Subj : Re: CMPXCHG timing
To   : comp.programming.threads
From : Michael Pryhodko
Date : Fri Apr 01 2005 06:43 pm

> > Ok. Situation:
> > - two processors have empy store buffers
> > - two processor were executing similar code for some time (i.e.
> > pipeline state should be similar)
> > - now they execute:
> > mov mem_addr, value
> > sfence
>
> > For me it is quite logical that they should spend the same amount
of
> > clocks  for this operation (suppose that flushing store buffer
takes
> > the same time  regardless of mem_addr). I understand that this is
only
> > my assumptions.
>
>     That's an absurd assumption and in general will not be true.
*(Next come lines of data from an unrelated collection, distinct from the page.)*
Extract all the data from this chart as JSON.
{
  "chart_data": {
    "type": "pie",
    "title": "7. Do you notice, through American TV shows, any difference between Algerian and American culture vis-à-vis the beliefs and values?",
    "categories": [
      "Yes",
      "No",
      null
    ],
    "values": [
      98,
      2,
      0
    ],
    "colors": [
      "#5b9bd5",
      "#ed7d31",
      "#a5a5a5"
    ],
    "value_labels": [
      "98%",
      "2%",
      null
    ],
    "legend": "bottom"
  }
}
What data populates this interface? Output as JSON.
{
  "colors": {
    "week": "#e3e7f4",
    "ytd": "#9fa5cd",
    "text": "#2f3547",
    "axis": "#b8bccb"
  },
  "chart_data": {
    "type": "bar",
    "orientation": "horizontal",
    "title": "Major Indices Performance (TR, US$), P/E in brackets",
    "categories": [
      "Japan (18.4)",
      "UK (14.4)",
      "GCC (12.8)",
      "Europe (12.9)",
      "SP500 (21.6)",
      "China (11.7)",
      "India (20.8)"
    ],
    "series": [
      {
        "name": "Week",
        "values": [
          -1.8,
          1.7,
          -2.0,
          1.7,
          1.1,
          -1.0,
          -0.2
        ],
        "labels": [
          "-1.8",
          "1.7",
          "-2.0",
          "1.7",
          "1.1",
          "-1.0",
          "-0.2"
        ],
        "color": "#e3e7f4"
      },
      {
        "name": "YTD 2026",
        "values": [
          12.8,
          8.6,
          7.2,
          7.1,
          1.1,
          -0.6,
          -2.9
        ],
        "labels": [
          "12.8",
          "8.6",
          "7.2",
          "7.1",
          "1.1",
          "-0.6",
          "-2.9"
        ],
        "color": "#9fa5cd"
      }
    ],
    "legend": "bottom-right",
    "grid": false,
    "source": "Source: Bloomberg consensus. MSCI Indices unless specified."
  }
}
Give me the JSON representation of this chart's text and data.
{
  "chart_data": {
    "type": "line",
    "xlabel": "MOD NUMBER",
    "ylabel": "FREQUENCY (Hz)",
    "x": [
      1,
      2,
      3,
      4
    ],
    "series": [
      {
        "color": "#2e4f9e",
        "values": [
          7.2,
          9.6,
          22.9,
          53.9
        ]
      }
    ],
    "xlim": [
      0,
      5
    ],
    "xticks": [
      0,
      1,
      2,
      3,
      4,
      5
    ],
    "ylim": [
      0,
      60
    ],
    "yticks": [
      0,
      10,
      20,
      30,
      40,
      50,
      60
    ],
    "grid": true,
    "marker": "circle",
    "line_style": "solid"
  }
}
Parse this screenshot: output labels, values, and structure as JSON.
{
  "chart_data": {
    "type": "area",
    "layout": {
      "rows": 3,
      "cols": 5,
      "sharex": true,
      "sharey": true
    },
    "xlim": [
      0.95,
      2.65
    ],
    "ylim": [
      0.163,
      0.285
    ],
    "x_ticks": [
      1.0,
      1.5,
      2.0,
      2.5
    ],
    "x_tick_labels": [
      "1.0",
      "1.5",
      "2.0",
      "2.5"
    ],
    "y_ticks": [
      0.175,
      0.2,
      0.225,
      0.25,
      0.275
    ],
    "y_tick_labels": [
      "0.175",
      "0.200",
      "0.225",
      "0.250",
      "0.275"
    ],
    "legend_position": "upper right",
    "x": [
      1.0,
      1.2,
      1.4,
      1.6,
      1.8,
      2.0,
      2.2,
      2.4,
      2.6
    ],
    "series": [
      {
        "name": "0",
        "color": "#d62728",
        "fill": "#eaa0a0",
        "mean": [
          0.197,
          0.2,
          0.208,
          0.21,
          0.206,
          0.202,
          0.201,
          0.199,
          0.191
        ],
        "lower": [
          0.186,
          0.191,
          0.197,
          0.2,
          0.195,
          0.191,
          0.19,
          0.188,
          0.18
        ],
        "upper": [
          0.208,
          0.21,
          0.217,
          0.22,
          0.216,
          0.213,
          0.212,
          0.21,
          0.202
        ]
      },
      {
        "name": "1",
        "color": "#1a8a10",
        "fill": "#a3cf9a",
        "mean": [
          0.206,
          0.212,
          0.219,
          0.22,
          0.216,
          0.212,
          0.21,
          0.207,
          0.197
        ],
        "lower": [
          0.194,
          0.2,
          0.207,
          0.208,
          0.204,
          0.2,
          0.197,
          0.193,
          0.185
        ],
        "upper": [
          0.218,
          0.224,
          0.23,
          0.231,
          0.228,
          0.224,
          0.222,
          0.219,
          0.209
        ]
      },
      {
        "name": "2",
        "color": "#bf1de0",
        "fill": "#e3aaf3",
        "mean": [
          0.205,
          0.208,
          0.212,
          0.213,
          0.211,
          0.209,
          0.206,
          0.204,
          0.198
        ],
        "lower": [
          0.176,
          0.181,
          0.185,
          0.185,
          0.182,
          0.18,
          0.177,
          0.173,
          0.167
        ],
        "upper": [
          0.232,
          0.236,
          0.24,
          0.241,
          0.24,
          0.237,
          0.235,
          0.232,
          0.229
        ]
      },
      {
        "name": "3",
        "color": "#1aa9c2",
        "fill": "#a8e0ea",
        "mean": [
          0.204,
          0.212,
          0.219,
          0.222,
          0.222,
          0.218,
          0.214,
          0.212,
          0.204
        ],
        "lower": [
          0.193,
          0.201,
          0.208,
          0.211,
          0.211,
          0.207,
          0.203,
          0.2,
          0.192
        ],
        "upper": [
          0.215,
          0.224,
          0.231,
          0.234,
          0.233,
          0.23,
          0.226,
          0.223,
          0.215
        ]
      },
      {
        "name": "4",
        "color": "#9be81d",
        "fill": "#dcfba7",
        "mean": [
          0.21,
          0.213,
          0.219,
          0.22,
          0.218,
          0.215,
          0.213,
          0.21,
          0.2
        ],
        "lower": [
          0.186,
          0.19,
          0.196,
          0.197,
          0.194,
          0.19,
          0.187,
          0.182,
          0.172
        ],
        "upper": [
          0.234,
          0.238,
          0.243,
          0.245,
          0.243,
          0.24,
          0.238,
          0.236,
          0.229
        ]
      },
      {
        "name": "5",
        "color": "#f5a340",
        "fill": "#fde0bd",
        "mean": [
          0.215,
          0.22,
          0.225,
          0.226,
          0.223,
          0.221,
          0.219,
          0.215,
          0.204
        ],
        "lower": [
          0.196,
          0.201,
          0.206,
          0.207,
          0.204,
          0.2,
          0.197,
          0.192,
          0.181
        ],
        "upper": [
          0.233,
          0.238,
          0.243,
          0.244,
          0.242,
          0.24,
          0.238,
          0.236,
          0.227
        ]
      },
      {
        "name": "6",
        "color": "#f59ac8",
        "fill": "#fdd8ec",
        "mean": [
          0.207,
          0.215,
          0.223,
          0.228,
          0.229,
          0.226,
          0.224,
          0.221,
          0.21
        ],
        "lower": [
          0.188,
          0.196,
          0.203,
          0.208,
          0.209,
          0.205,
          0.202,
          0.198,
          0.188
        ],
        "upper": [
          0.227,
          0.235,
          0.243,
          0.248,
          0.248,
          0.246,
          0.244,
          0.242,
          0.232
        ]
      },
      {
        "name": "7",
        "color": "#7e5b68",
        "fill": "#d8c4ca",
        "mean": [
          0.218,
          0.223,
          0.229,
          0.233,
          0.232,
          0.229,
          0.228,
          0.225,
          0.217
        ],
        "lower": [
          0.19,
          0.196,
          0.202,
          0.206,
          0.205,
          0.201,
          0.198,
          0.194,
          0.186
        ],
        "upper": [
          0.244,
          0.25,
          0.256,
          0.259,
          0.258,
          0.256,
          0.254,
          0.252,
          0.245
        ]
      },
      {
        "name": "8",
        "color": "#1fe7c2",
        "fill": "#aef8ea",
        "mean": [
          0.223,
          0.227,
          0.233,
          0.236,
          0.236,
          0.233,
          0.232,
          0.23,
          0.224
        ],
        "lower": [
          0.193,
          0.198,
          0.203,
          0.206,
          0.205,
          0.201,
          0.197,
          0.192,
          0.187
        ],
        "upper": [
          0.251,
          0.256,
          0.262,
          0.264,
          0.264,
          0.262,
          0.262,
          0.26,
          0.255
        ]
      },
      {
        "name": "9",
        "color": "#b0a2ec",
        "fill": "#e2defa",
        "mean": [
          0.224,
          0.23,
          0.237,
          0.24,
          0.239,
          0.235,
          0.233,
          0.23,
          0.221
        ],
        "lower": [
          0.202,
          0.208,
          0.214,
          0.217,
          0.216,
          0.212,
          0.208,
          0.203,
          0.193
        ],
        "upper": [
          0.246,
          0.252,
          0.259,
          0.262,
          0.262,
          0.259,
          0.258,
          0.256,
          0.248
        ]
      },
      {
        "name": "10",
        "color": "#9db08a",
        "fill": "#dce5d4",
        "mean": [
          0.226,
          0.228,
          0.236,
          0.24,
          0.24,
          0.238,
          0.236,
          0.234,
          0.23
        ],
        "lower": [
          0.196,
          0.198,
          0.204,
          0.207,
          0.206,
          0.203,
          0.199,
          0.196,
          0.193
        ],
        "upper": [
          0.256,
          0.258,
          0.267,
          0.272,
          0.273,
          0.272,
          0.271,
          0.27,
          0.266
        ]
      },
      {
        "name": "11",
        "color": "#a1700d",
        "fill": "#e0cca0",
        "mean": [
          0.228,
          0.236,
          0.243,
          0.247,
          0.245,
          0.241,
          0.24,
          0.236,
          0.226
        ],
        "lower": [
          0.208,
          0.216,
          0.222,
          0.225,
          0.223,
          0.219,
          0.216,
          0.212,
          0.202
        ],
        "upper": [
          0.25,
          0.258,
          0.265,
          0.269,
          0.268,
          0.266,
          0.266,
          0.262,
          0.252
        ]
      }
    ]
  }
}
This
is
> *especially* true if they're running similar code because they're
contending
> for resources and each time one CPU will win and one will lose
(cachewise).

Prove that this is absurd! So far to my understanding of x86 processor
internals (i.e. pipeline, retirement unit and so on) this should be
true.


>     There are so many reasons why this won't be true in the real
world and
> new ones are appearing all the time. What about interrupts?

if interrupt happens before mov -- everything is ok
if interrupt happens between mov and sfence -- it will flush store
buffer (see IA Manual) -- i.e. will do the same thing as sfence

so interrupt is ok here -- either store operation never begun, or it
begun and finished in the finite time

Bye.
Sincerely yours, Michael.

.